Monday, February 27, 2012

Syrian safe havens, and R2P overreach in Libya


I supported and continue to support the vast majority of what international community did in Libya.  For those who continue to predict bad things in Libya's future, I'm going to put up a post soon to give them a chance to put their money where their mouths are, while I do the same.

Our governments did, however, go too far at the tail end of the war and I opposed it. There were earlier examples too were we twisted the international authorization of force under the Responsibility to Protect civilians doctrine and used it for the only-partially overlapping goal of regime change.

That's part of the problem in Syria today, that the military overreach in Libya makes it harder to apply R2P in Syria.  But that doesn't mean we should put all military options off the table.

I partially disagree with Marc Lynch and his analysis that no military options should be pursued.  Asad should be given a choice (in private communication), to either back off from rebel-held zones or face the establishment of safe havens along the Turkish border.  Safe havens wouldn't be the first choice but it would be the alternative.  There also should be some, only some, covert military assistance to the armed opposition - not an attempt to make them strong enough to win, but to help them be strong enough to protect the areas they control and retain the possibility of further fractures in Syria's military.

Marc is right that armed observers are useless absent Syrian authorization, which won't happen, and that a no fly zone is a bad idea (mostly).  Punitive air strikes are also useless in themselves, but not as a limited mechanism to protect safe havens.  If safe havens become necessary, Asad gets warned (privately) that any attack on a safe haven will face reprisal air strikes that will degrade his air defenses, making it incrementally easier to do still more punitive strikes or establish a no fly zone.  We don't need to do a no-fly zone, just make him fear one.

(More after the jump....)



To critique Marc's argument more directly, I think there's little additional that can be done in terms of sanctions absent Russian cooperation, which won't happen for a year or more.  He also says the government will use military force even more brutally if outside military options are pursued, but I doubt they can be much more brutal.

His two best arguments are that Russia et al. will start re-arming the Syrian government if we use force, and that some elements of Syrian society will rally around Asad in response to outside intervention.  Keeping the outside intervention limited - the only boots on the ground anywhere being Turkish soldiers protecting safe havens, and keeping airstrikes very limited if they have to happen at all - would reduce these problems.  In any event, military assistance to Asad won't change the outcome that much, and I don't see too many more factions coming around to Asad's side, especially if we could use our aid to start influencing the opposition to continue respecting minorities.

The safe haven approach would require Turkish leadership and cooperation, and shouldn't be done without support of the Arab League.  Absent that, the only military approach I can see right now is covert military support.  The approach may also have international legal issues since it won't get Security Council support, but arm-waving is good enough for me when lives are on the line.

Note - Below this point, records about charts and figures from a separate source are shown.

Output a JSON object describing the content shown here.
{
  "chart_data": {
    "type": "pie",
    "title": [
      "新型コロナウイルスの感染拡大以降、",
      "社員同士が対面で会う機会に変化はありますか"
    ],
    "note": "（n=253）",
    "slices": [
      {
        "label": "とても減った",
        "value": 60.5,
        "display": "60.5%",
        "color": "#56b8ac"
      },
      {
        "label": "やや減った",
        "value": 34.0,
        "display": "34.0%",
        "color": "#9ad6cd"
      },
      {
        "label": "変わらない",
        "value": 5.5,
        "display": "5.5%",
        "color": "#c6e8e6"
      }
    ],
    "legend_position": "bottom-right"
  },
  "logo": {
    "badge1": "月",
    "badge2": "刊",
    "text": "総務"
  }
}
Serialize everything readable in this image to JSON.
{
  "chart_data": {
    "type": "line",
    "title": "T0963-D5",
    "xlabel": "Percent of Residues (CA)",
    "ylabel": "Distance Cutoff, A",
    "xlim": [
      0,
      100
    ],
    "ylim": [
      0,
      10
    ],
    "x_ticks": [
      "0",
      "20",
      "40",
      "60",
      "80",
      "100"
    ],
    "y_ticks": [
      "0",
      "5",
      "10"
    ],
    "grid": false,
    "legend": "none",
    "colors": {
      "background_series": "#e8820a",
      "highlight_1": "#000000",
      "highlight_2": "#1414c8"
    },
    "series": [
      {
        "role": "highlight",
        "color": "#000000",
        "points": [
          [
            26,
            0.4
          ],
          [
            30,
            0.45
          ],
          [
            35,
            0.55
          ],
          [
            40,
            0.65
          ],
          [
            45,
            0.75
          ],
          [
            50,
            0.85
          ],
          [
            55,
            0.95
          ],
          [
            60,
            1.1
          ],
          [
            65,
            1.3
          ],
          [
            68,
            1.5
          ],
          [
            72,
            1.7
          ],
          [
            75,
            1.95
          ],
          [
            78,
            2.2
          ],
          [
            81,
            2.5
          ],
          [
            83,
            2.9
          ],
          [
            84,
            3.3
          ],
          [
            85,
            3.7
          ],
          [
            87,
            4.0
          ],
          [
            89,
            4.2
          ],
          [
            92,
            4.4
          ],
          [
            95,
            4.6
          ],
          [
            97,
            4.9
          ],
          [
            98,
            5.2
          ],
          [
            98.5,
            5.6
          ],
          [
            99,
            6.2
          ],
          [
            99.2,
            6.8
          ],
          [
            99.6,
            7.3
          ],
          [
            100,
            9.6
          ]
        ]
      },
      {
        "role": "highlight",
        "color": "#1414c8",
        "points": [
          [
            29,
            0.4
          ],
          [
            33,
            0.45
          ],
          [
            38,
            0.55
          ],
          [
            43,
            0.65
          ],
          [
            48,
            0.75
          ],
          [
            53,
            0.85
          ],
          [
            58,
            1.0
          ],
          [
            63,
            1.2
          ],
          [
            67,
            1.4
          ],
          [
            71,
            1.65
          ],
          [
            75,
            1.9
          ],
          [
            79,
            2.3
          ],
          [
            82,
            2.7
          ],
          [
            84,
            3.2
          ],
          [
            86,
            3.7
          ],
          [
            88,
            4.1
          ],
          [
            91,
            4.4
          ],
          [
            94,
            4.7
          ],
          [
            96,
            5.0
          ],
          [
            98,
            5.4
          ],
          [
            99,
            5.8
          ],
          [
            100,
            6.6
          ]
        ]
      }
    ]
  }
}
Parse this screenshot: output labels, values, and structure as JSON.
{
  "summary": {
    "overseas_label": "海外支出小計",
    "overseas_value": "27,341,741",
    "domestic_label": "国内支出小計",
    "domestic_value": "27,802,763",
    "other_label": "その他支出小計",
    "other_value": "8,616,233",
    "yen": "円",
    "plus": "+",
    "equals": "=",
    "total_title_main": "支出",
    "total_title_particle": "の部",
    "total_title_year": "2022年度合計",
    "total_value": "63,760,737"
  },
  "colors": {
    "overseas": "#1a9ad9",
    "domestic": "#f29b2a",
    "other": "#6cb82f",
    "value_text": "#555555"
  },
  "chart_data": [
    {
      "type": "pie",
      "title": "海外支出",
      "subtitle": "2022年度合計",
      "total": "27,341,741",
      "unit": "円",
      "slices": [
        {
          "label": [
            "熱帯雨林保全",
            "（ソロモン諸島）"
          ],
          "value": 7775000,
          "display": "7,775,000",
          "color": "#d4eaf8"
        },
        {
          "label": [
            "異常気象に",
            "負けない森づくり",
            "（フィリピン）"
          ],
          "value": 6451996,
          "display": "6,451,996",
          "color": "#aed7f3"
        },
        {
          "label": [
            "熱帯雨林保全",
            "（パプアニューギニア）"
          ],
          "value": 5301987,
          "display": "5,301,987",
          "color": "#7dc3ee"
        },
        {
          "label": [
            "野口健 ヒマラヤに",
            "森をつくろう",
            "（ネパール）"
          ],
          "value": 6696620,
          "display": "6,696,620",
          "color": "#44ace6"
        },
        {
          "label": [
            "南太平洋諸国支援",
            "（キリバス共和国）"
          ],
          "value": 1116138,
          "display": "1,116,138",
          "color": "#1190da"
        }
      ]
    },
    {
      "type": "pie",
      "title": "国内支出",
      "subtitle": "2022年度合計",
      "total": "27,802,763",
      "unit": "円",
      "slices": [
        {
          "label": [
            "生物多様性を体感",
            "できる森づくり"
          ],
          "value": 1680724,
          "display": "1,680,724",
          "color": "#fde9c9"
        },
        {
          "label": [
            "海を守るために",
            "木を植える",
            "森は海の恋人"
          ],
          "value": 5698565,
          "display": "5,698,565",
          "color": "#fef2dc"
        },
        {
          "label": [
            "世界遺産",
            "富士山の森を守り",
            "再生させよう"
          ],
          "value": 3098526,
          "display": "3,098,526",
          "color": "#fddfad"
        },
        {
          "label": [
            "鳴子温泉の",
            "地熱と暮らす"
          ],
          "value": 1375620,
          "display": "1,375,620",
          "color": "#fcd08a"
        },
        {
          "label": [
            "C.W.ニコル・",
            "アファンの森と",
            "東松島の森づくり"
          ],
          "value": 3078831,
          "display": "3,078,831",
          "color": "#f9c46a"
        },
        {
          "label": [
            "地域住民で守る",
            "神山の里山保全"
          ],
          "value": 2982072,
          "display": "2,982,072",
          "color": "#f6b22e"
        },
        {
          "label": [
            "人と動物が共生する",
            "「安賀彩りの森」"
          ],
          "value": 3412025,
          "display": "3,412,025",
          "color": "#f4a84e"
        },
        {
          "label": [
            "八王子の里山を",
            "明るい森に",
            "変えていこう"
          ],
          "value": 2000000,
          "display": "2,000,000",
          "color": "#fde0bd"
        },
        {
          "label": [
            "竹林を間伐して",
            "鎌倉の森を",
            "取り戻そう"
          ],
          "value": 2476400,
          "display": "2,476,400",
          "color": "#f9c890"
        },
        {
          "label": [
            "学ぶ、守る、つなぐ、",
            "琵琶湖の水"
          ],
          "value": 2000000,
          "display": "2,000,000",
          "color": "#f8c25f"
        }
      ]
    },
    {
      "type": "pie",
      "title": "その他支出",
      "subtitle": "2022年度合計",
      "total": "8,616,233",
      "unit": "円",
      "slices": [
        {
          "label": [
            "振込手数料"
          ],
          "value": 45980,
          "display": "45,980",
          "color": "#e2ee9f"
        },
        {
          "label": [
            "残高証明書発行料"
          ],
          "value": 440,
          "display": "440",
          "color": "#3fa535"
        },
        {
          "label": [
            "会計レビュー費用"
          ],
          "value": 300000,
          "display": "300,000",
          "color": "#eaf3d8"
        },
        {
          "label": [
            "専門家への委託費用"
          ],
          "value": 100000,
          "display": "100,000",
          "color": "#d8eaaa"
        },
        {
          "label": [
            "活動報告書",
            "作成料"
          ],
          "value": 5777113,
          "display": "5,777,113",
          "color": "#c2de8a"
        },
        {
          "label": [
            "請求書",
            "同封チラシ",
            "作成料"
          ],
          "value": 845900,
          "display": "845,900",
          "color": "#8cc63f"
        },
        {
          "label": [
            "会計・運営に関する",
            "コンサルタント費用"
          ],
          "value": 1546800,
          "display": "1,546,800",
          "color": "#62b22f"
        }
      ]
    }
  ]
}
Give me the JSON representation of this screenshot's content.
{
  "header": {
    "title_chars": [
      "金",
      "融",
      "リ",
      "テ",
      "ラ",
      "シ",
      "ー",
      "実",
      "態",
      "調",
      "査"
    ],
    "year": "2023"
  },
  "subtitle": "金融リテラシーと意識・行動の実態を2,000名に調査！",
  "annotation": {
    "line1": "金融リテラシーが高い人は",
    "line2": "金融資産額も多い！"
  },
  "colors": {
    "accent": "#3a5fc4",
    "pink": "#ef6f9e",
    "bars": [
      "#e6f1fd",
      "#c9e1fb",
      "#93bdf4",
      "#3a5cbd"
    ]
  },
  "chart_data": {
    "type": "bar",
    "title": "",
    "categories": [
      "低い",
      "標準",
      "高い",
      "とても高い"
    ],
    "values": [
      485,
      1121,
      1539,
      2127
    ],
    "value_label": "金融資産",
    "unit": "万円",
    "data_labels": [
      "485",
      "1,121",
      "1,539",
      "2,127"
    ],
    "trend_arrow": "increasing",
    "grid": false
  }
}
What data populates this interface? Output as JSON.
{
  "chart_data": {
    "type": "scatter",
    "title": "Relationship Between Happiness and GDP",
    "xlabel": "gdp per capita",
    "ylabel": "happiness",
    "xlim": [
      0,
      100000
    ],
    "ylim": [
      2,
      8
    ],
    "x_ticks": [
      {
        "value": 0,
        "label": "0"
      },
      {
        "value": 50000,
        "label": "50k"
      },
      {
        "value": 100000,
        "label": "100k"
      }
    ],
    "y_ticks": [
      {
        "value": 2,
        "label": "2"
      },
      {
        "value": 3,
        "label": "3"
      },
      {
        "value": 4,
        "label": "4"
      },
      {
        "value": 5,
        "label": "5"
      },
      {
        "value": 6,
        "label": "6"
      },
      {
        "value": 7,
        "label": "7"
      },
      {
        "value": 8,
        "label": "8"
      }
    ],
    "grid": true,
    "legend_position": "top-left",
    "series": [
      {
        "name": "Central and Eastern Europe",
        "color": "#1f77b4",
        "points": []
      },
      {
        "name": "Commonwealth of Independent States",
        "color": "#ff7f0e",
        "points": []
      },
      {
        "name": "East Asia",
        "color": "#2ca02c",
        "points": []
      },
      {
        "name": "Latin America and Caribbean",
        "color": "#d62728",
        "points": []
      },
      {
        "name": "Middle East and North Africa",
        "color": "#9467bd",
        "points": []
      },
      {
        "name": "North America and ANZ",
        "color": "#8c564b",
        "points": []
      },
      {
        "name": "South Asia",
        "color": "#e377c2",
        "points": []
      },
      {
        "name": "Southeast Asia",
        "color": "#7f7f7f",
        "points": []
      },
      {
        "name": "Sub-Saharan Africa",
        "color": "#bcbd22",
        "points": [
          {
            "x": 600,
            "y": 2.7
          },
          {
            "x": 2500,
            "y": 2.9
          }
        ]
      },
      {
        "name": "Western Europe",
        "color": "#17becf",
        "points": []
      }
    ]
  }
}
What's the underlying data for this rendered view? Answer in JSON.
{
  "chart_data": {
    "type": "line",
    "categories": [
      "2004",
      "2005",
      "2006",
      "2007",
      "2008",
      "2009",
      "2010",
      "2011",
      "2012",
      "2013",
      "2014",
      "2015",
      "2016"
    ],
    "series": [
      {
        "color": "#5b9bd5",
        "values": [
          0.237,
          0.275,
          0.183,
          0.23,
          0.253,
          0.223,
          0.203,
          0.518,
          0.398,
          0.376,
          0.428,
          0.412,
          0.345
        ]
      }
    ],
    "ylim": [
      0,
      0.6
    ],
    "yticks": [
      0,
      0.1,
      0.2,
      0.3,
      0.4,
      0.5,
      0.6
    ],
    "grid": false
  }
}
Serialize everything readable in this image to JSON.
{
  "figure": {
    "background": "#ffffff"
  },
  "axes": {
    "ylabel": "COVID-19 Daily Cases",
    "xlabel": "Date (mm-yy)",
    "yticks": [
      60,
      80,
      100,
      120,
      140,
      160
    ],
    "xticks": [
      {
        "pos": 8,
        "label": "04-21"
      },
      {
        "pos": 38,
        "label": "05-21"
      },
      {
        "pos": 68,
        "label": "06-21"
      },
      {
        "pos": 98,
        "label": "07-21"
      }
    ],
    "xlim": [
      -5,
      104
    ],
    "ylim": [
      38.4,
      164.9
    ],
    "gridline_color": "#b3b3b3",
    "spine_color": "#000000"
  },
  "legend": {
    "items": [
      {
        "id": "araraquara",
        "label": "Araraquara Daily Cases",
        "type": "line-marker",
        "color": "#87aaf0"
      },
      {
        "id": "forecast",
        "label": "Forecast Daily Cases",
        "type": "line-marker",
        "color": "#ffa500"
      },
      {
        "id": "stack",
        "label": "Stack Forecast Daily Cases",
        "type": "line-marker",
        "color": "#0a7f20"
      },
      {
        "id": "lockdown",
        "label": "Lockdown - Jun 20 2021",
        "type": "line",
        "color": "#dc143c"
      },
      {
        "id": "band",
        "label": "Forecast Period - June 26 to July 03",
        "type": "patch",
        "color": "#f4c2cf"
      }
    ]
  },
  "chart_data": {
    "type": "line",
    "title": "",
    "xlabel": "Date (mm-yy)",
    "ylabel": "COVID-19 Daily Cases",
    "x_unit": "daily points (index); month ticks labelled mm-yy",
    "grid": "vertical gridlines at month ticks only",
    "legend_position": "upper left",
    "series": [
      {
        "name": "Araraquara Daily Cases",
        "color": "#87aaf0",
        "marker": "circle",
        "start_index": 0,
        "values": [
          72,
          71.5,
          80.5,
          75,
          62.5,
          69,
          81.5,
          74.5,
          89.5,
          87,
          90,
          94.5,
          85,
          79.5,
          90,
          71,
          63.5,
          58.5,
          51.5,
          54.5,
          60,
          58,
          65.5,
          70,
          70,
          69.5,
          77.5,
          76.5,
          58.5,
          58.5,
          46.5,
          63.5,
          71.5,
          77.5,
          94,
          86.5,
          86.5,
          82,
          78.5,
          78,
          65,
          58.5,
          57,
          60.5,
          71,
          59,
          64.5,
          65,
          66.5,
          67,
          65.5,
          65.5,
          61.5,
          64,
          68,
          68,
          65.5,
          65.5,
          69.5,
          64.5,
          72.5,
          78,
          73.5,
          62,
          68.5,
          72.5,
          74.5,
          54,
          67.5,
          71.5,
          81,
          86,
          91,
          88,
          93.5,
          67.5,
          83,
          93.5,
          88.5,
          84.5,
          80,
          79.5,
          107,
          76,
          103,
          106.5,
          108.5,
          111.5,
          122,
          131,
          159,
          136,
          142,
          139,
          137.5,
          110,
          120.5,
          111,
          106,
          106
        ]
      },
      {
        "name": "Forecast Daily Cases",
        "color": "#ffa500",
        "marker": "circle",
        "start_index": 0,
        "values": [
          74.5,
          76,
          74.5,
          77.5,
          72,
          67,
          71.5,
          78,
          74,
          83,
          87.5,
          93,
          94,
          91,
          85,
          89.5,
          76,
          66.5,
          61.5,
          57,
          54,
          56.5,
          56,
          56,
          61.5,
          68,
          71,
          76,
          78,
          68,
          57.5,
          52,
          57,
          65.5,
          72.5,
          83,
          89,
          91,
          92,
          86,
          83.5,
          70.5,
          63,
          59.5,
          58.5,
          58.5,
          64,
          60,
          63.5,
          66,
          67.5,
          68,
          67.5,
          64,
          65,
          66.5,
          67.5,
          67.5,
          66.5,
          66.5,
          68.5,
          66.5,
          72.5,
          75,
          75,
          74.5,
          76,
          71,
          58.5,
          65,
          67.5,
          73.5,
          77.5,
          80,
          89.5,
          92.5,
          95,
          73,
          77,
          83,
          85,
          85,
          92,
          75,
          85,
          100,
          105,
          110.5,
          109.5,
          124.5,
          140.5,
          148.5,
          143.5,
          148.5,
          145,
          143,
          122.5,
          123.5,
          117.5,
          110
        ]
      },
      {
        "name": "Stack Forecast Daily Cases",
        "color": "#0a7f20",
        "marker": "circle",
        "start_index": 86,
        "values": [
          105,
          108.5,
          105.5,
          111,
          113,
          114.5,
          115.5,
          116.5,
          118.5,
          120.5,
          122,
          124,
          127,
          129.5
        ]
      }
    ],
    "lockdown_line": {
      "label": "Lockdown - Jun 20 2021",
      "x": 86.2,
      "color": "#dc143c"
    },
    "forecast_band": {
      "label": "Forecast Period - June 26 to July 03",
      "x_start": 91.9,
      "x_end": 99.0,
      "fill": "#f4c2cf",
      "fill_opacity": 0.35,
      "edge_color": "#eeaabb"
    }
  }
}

Another reason why safe havens are a good idea is to improve the best worst case scenario.  What if Asad wins?  If safe havens exist on the 5%-10% of Syria's land bordering Turkey with 2%-5% of Syria's population, then at least there's a Free Syria for some Syrians that will demonstrate an alternative future is possible for the entire country.  I think Marc was entirely wrong in saying that the safe haven of Kurdish Iraq after the Gulf War didn't work out well.  Certainly the people living there were better off and even slightly freer than under Hussein.  He's right that it was expensive, but it doesn't need to be as expensive with Turkish support and no need for a no-fly zone.

Marc challenges military action supporters with a few questions (at the link, bottom of page 3).  The intervention should be about protecting civilians only, not regime change.  I think I've outlined how it would protect some civilians, and could protect even more if Asad decides that leaving rebel held areas alone is a better deal than having safe havens forced on him.  It increases a soft landing possibility by encouraging Syria's military to get rid of Asad on their own rather than lose incremental control of the country and of military capability.  The main resource limitation is Turkish cooperation, and otherwise should costs less than Libya did, which wasn't much.  It will harm attempts to get Russian cooperation, but we're not getting that anyway.  If Asad doesn't collapse right away, keep up the pressure covertly, and work to stabilize a Free Syria.

If we don't rush into military intervention, use it sparingly, and provide incentives to Asad to avoid following the military route, then having that option could spare lives.